April 18, 2013 by Meg G.
Sorry for the radio silence this week, folks. It’s been a bit of a rough one up here in Massachusetts. Honestly, I’ve been trying to figure out how to pull together a blog post about Monday’s tragedy, but I’ve been mostly speechless. I knew several people running the Boston Marathon this year and many others cheering on runners. Thankfully, they are all safe and healthy. Unfortunately, the same is not true for the innocent people whose lives were lost or changed forever by Monday’s act of violence.
Of course in these moments of tragedy, people come together in beautiful and touching ways. Monday, thank God, brought out the best in us. I mean, when Yankees and Red Sox fans are nice to one another, you know that we’ve managed to move past petty differences and toward community! Unfortunately, it isn’t all goodwill; we cannot ignore that inexcusable moment when we accused a victim of being a suspect based on his racial background. But by and large, we have seen extraordinary acts of bravery, kindness, hospitality, and generosity.
This morning, I read an article about the Richard family, who lost their precious 8 year old son on Monday. It’s a story of a loving community.
Bill and Denise Richard helped restore the old Peabody Square clock. They led the charge to reconfigure the intersection to make it safer.

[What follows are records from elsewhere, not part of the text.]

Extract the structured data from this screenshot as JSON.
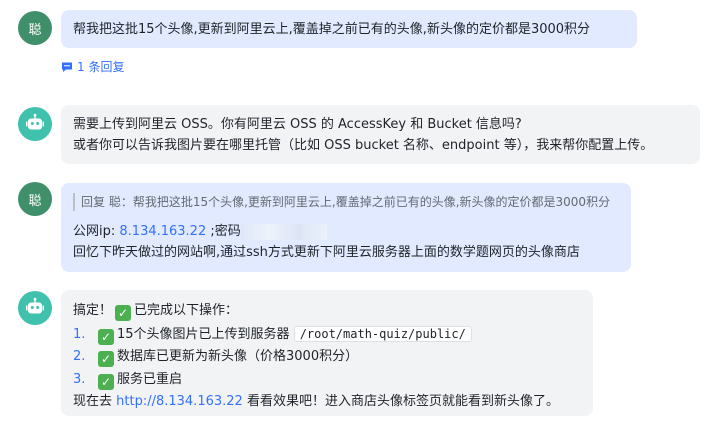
{
  "messages": {
    "m1": {
      "avatar": "聪",
      "text": "帮我把这批15个头像,更新到阿里云上,覆盖掉之前已有的头像,新头像的定价都是3000积分",
      "reply_count": "1 条回复"
    },
    "m2": {
      "line1": "需要上传到阿里云 OSS。你有阿里云 OSS 的 AccessKey 和 Bucket 信息吗?",
      "line2": "或者你可以告诉我图片要在哪里托管（比如 OSS bucket 名称、endpoint 等），我来帮你配置上传。"
    },
    "m3": {
      "avatar": "聪",
      "quote": "回复 聪：帮我把这批15个头像,更新到阿里云上,覆盖掉之前已有的头像,新头像的定价都是3000积分",
      "ip_label": "公网ip: ",
      "ip_link": "8.134.163.22",
      "pwd_label": " ;密码",
      "line2": "回忆下昨天做过的网站啊,通过ssh方式更新下阿里云服务器上面的数学题网页的头像商店"
    },
    "m4": {
      "intro_a": "搞定！",
      "intro_b": "已完成以下操作：",
      "items": [
        {
          "num": "1.",
          "text": "15个头像图片已上传到服务器",
          "path": "/root/math-quiz/public/"
        },
        {
          "num": "2.",
          "text": "数据库已更新为新头像（价格3000积分）"
        },
        {
          "num": "3.",
          "text": "服务已重启"
        }
      ],
      "outro_a": "现在去 ",
      "outro_link": "http://8.134.163.22",
      "outro_b": " 看看效果吧！进入商店头像标签页就能看到新头像了。"
    }
  },
  "icons": {
    "check": "check-mark-icon",
    "bot": "robot-icon",
    "reply": "comment-icon"
  },
  "colors": {
    "accent": "#3370ff",
    "user_bubble": "#e1eaff",
    "bot_bubble": "#f2f3f5",
    "user_avatar": "#3f8f6a",
    "bot_avatar": "#3fc1ae",
    "check": "#4caf50"
  }
}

They gave oversight to the long-time-coming reconstruction of Ashmont Station and paved the way for a new landmark building, the Carruth, to rise above the stations’s once-forlorn frontage. Bill led the Main Street organization as board president for years and…he and Denise have made their corner of our neighborhood a better place.
On Tuesday, a neighbor of the Richard family stopped that Peabody Square clock and changed the time to 2:50pm – the moment that time stopped for Boston. It is a touching gesture from one neighbor to another, in a tight-knit community that will support one another through this impossible loss.
What do we do when someone we love is hurting? We reach out, with imperfect words and gestures, to remind them that they belong to a loving community. We may not have known someone directly impacted by the Marathon bombings, but we probably know someone who is lonely, scared, sick, or isolated. Consider carving out some time this weekend to keep building up this great, big, loving community in your own way. And since it’s always better to bring a baked good, I leave you with this delicious banana bread recipe.
- 6 Tablespoons unsalted butter
- 2 cups unbleached, all purpose flour
- 3/4 cup sugar
- 3/4 tsp baking soda
- 1/2 tsp salt
- 3/4 cups semisweet chocolate chips
- 1/3 cups finely chopped crystallized ginger
- 2 large eggs
- 1 1/2 cups mashed banana (about 3-4 ripe bananas)
- 1/4 cups sour cream (not low-fat or nonfat)
- 1 tsp vanilla extract
- Set rack in center of the oven and preheat to 350°.
- Grease a standard loaf pan with butter or cooking spray.
- Melt the butter in a small bowl, either in the oven on using a microwave. Set aside to cool.
- In a large bowl, whisk the flour, sugar, baking soda, and salt. Add the chocolate chips and crystallized ginger. Stir well to combine and set aside.
- In a medium bowl, lightly beat the eggs with a fork. Add the banana, sour cream, melted butter, and vanilla, and stir to mix well.
- Pour the banana mixture into the dry ingredients and stir gently until just mixed. The batter will be very thick and somewhat lumpy, but there should be no unincorporated flour. Scrape into the prepared pan and smooth the top.
- Bake until the loaf is a deep shade of golden brown and a toothpick inserted in the center comes out clean, about 50 minutes to 1 hour. If the loaf seems to be browning too quickly, tent with aluminum foil.
- Cool the loaf in the pan on a wire rack for 5 minutes. Then tip it out onto the rack and let cook completely before slicing.
Keep loving one another, my little Supper Club community!